LIXO DA IMPRENSA: uma crítica ao sensacionalismo de uma parte irresponsável da imprensa; mas notícias também viravam lixo, e de pedaços de jornais e revistas os apanhadores de papel faziam suas fantasias para se integrarem ao grande baile. 

LIXO DA POLÍTICA: no futebol, ou na economia, grandes ladrões parecem anjos em meio a negociatas duvidosas. E todos pagam para assistir ao Oba-Oba do Planalto. A enorme quantidade de leis, decretos e pacotes é picada e jogada como confete pelos foliões. Jorge Lafond era o destaque da alegoria que fechava o setor, representando a “vedete do Planalto”. 

LIXO DOS BRINQUEDOS: tais quais pequenos exus, aos quais foi negado alimento, pivetes partem para a cobrança, lançando mão de lâminas ou tiros certeiros. Enquanto isso, armas e brinquedos violentos misturam-se a ingênuos trenzinhos e tambores, daqueles que ainda têm o que comer. Xuxa e as Paquitas eram os destaques no carro dos brinquedos. 

LIXO DA FEIRA: nas primeiras horas da manhã, as feiras-livres oferecem o melhor, para quem pode pagar; depois, há a xepa. Por fim, há o lixo da xepa. A alegoria trazia uma grande abóbora puxada por ratos. 

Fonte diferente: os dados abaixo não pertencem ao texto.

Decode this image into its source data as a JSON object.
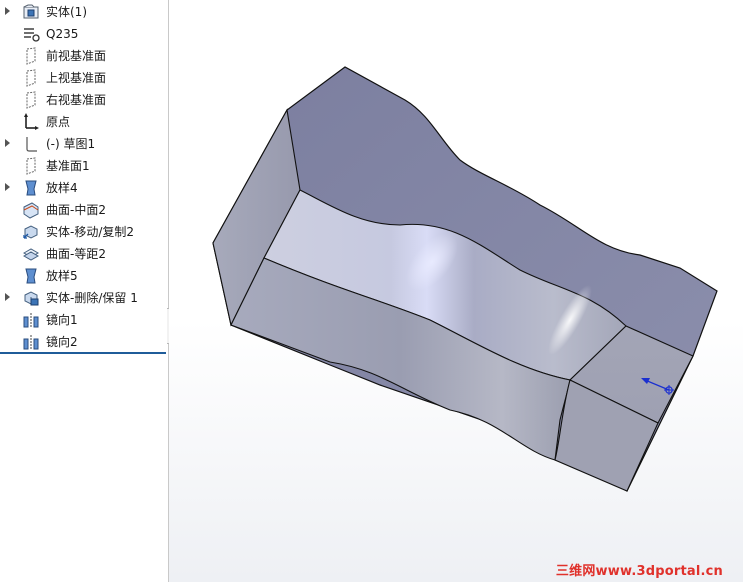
{
  "feature_tree": {
    "items": [
      {
        "label": "实体(1)",
        "icon": "solid-bodies-folder-icon",
        "expandable": true
      },
      {
        "label": "Q235",
        "icon": "material-icon",
        "expandable": false
      },
      {
        "label": "前视基准面",
        "icon": "plane-icon",
        "expandable": false
      },
      {
        "label": "上视基准面",
        "icon": "plane-icon",
        "expandable": false
      },
      {
        "label": "右视基准面",
        "icon": "plane-icon",
        "expandable": false
      },
      {
        "label": "原点",
        "icon": "origin-icon",
        "expandable": false
      },
      {
        "label": "(-) 草图1",
        "icon": "sketch-icon",
        "expandable": true
      },
      {
        "label": "基准面1",
        "icon": "plane-icon",
        "expandable": false
      },
      {
        "label": "放样4",
        "icon": "loft-icon",
        "expandable": true
      },
      {
        "label": "曲面-中面2",
        "icon": "mid-surface-icon",
        "expandable": false
      },
      {
        "label": "实体-移动/复制2",
        "icon": "move-copy-body-icon",
        "expandable": false
      },
      {
        "label": "曲面-等距2",
        "icon": "offset-surface-icon",
        "expandable": false
      },
      {
        "label": "放样5",
        "icon": "loft-icon",
        "expandable": false
      },
      {
        "label": "实体-删除/保留 1",
        "icon": "delete-keep-body-icon",
        "expandable": true
      },
      {
        "label": "镜向1",
        "icon": "mirror-icon",
        "expandable": false
      },
      {
        "label": "镜向2",
        "icon": "mirror-icon",
        "expandable": false
      }
    ]
  },
  "viewport": {
    "watermark": "三维网www.3dportal.cn",
    "colors": {
      "face_top": "#8688a8",
      "face_side": "#9ea1b4",
      "accent_blue": "#1f5c99",
      "triad_blue": "#1a2fd0",
      "watermark_red": "#e0312b"
    }
  }
}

BANQUETE DOS MENDIGOS: todos se reúnem para um grande banquete, com restos de caviar, faisões, perus, peixes, lagostas, cascatas de camarões, queijos finíssimos, vinhos, whiskys, vodcas, champanhes e licores, tudo cercado por muitos ratos e urubus que, pacientemente, aguardam sua vez. Pínah era a destaque da alegoria. 

Ao final, uma alegoria trazia uma réplica do Chafariz da Cinelândia, no qual crianças se banhavam, como em um ato de purificação, cheios de esperança por um terceiro milênio melhor que, sabemos, infelizmente ainda não chegou. 

O desfile contagiou os servidores da Comlurb, que vinham atrás de todas as escolas, promovendo a limpeza da pista. Nenhum desfile havia lhes proporcionado tamanho engajamento: confundiram-se facilmente com os diretores da escola e sentiram-se parte da festa, como nunca antes. 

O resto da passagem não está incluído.